Die Übernahme des Hofes war für Ewald Eggert zunächst nicht vorgesehen. Nach einer abgebrochenen Berufsausbildung bei der Post machte er eine Lehre als Karosseriebauer beim Stellmacher Hoppe in Enniger.

Er träumte davon, andere Länder zu sehen. Immer wieder zog es ihn nach Afrika. Vier lange Touren führten ihn von Nord- nach Südafrika. Er traf dort auf kriminelle Jugendgangs, bekam einen Lehrgang „Handeln in Afrika“, lernte hautnah die Apartheid in Südafrika kennen, machte Bekanntschaft mit angriffslustigen Flusspferden, wollte dem König von Rey Bouba in Nord-Kamerun einen Besuch abstatten, und war dem Tode nah am Tafelberg.

Zu Hause in Enniger baute der gelernte Karosseriebauer zusammen mit seinem Freund Lothar das kleinste Wohnmobil der Welt: die Citroën 2CV-Rucksackente. Es wurde ein Erfolgsmodell.

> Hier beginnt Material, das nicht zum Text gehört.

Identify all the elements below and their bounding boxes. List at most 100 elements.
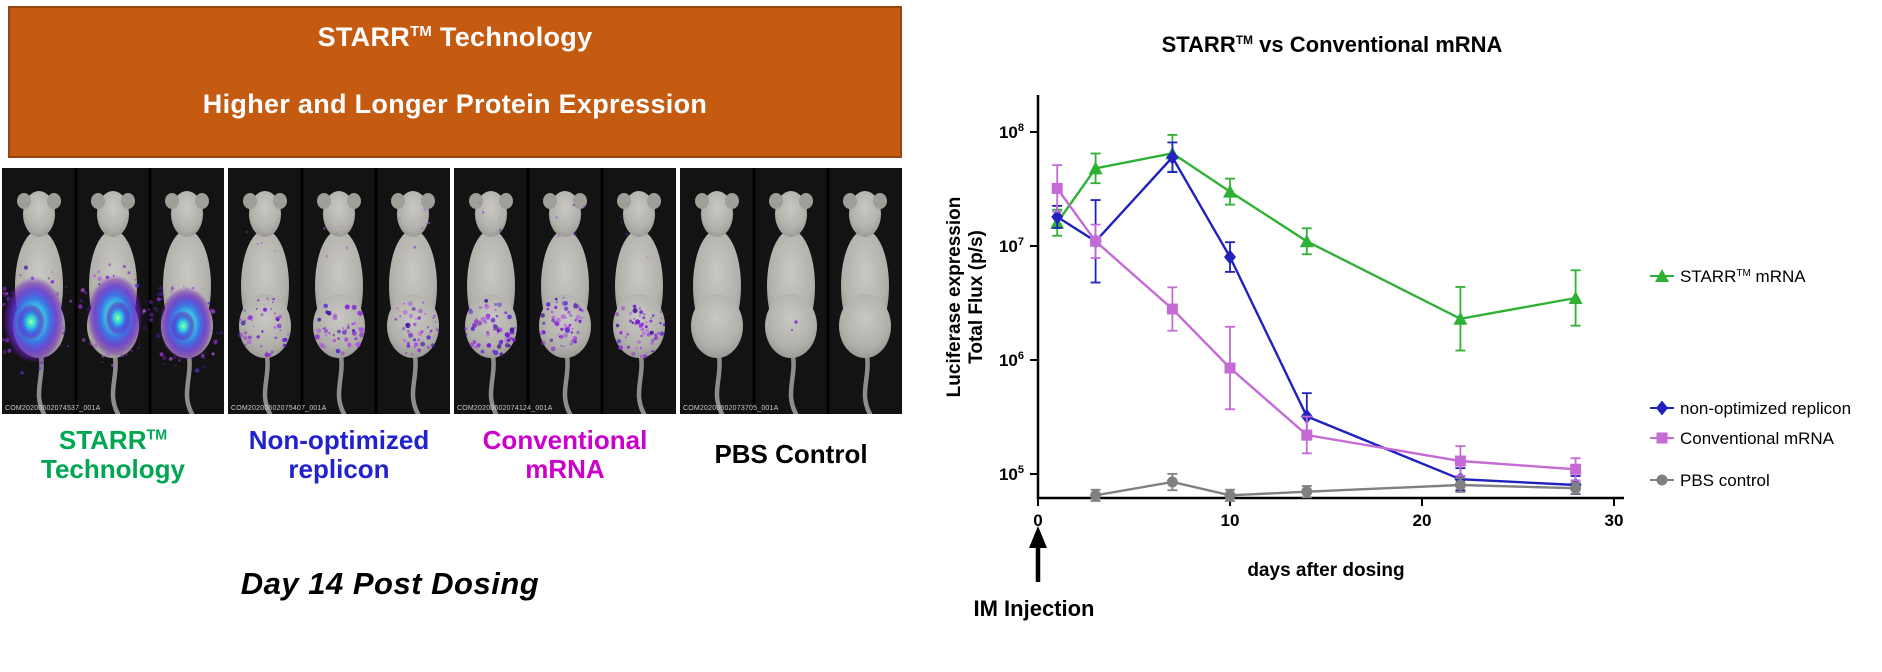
luminescence-signal xyxy=(392,208,439,356)
x-tick-label: 10 xyxy=(1221,511,1240,530)
data-point-pbs-control xyxy=(1090,489,1102,501)
mouse-ear xyxy=(799,193,813,209)
mouse-ear xyxy=(647,193,661,209)
mouse-ear xyxy=(843,193,857,209)
mouse-ear xyxy=(873,193,887,209)
mouse-ear xyxy=(543,193,557,209)
mouse-image-non-optimized xyxy=(228,168,450,414)
mouse-head xyxy=(249,191,281,237)
legend-marker-conventional-mrna xyxy=(1656,432,1668,444)
panel-label-line1: STARR xyxy=(58,424,147,455)
mouse-head xyxy=(849,191,881,237)
data-point-pbs-control xyxy=(1166,476,1178,488)
mouse-ear xyxy=(243,193,257,209)
x-tick-label: 0 xyxy=(1033,511,1042,530)
mouse-head xyxy=(775,191,807,237)
data-point-conventional-mrna xyxy=(1051,182,1063,194)
mouse-figure xyxy=(691,191,743,414)
mouse-hindquarters xyxy=(313,294,365,358)
luminescence-signal xyxy=(78,263,154,367)
mouse-ear xyxy=(195,193,209,209)
data-point-starr-mrna xyxy=(1453,311,1468,325)
mouse-figure xyxy=(313,191,365,414)
figure-caption: Day 14 Post Dosing xyxy=(240,566,540,601)
panel-label-conventional: Conventional mRNA xyxy=(454,420,676,490)
mouse-image-starr xyxy=(2,168,224,414)
data-point-pbs-control xyxy=(1224,489,1236,501)
legend-label-non-optimized-replicon: non-optimized replicon xyxy=(1680,399,1851,418)
mouse-head xyxy=(23,191,55,237)
data-point-conventional-mrna xyxy=(1224,362,1236,374)
panel-label-line2: replicon xyxy=(288,454,390,484)
mouse-ear xyxy=(121,193,135,209)
expression-chart-svg: STARRTM vs Conventional mRNA 105 106 107 108… xyxy=(944,32,1851,621)
panel-label-line2: Technology xyxy=(41,454,185,484)
mouse-figure xyxy=(839,191,891,414)
chart-section: STARRTM vs Conventional mRNA 105 106 107 108… xyxy=(910,0,1882,672)
chart-title: STARRTM vs Conventional mRNA xyxy=(1162,32,1503,57)
mouse-figure xyxy=(765,191,817,414)
svg-text:Total Flux (p/s): Total Flux (p/s) xyxy=(966,230,987,364)
mouse-ear xyxy=(347,193,361,209)
mouse-hindquarters xyxy=(387,294,439,358)
mouse-figure xyxy=(2,191,73,414)
image-watermark: COM20200602075407_001A xyxy=(231,405,327,412)
trademark-superscript: TM xyxy=(410,24,433,40)
y-tick-label: 108 xyxy=(999,122,1024,142)
legend-label-starr-mrna: STARRTM mRNA xyxy=(1680,267,1806,286)
image-watermark: COM20200602074124_001A xyxy=(457,405,553,412)
data-point-conventional-mrna xyxy=(1454,455,1466,467)
mouse-head xyxy=(171,191,203,237)
mouse-ear xyxy=(421,193,435,209)
x-axis-label: days after dosing xyxy=(1247,560,1404,581)
mouse-hindquarters xyxy=(465,294,517,358)
panel-label-line2: mRNA xyxy=(525,454,605,484)
panel-label-line1: Non-optimized xyxy=(248,424,430,455)
luminescence-signal xyxy=(791,320,798,331)
mouse-head xyxy=(97,191,129,237)
mouse-figure xyxy=(387,191,439,414)
left-section: STARRTM Technology Higher and Longer Pro… xyxy=(0,0,910,672)
mouse-panel-starr: COM20200602074537_001A xyxy=(2,168,224,414)
series-line-starr-mrna xyxy=(1056,152,1576,321)
mouse-ear xyxy=(91,193,105,209)
mouse-head xyxy=(475,191,507,237)
mouse-ear xyxy=(695,193,709,209)
data-point-conventional-mrna xyxy=(1090,235,1102,247)
image-watermark: COM20200602073705_001A xyxy=(683,405,779,412)
luminescence-signal xyxy=(154,285,223,373)
data-point-pbs-control xyxy=(1301,486,1313,498)
header-title-suffix: Technology xyxy=(432,22,593,52)
mouse-ear xyxy=(17,193,31,209)
mouse-ear xyxy=(617,193,631,209)
annotation-im-injection: IM Injection xyxy=(974,596,1095,621)
data-point-conventional-mrna xyxy=(1570,463,1582,475)
header-title-brand: STARR xyxy=(317,22,411,52)
mouse-hindquarters xyxy=(839,294,891,358)
mouse-hindquarters xyxy=(765,294,817,358)
x-tick-label: 20 xyxy=(1413,511,1432,530)
mouse-hindquarters xyxy=(691,294,743,358)
y-axis-label: Luciferase expression Total Flux (p/s) xyxy=(944,197,987,398)
mouse-panel-non-optimized: COM20200602075407_001A xyxy=(228,168,450,414)
mouse-head xyxy=(549,191,581,237)
panel-label-pbs: PBS Control xyxy=(680,420,902,490)
injection-arrow-head xyxy=(1029,526,1047,548)
luminescence-signal xyxy=(314,225,365,356)
series-line-conventional-mrna xyxy=(1056,187,1576,471)
luminescence-signal xyxy=(463,201,516,357)
x-tick-label: 30 xyxy=(1605,511,1624,530)
mouse-figure xyxy=(613,191,666,414)
panel-label-non-optimized: Non-optimized replicon xyxy=(228,420,450,490)
mouse-figure xyxy=(463,191,517,414)
luminescence-signal xyxy=(238,230,290,358)
mouse-head xyxy=(701,191,733,237)
mouse-ear xyxy=(317,193,331,209)
luminescence-signal xyxy=(539,204,586,352)
luminescence-signal xyxy=(2,265,73,375)
legend-marker-starr-mrna xyxy=(1655,269,1669,282)
trademark-superscript: TM xyxy=(146,427,168,444)
y-tick-label: 107 xyxy=(999,236,1024,256)
data-point-non-optimized-replicon xyxy=(1224,249,1236,265)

Es gäbe noch vieles anderes zu erwähnen: eine Fabrikbesetzung in Ahlen, die Reisen nach Australien und Neuseeland, die Demonstrationen gegen atomare Waffen in Deutschland, die Musikkneipe in Enniger, ein Autounfall, die Olympischen Spiele in Moskau.

Und am Ende kommt es doch zur Hofübernahme – auch das natürlich nicht ohne Hindernisse: „Elis hatte den Hofladen und betreute zwei Kinder, machte den Haushalt und half auf dem Hof. Ich arbeitete auf dem Hof und lieferte Werbegeschenke für Apotheken aus und wir kamen trotzdem finanziell nicht zurecht.“

Die Wende kam, als die beiden aus der Not geboren – das Schweinefleisch konnte nicht schnell genug abgesetzt werden – „Eggerts Tiefkühl-Service“ gründeten. Die Nachfrage nach biologisch produziertem Fleisch stieg stetig und die Firma hatte schnell 280 Tiefkühlprodukte im Angebot. Vier Lieferwagen verteilten die Tiefkühlware in 350 Bio-Läden von Bremen bis Koblenz. Aus dem Biohof am Rande des Bankrotts war ein profitables Unternehmen geworden.

Und ja, das Paradies hat der Autor auch gefunden: während der kalten Jahreszeit verbringen Ewald und Elis Eggert ihren Ruhestand auf der kanarischen Insel ‚La Gomera‘.

 

Bibliografische Angaben:

Ewald Eggert, Mein Weg – Vom Fegefeuer ins Paradies. Eine Autobiografie. Norderstedt 2024.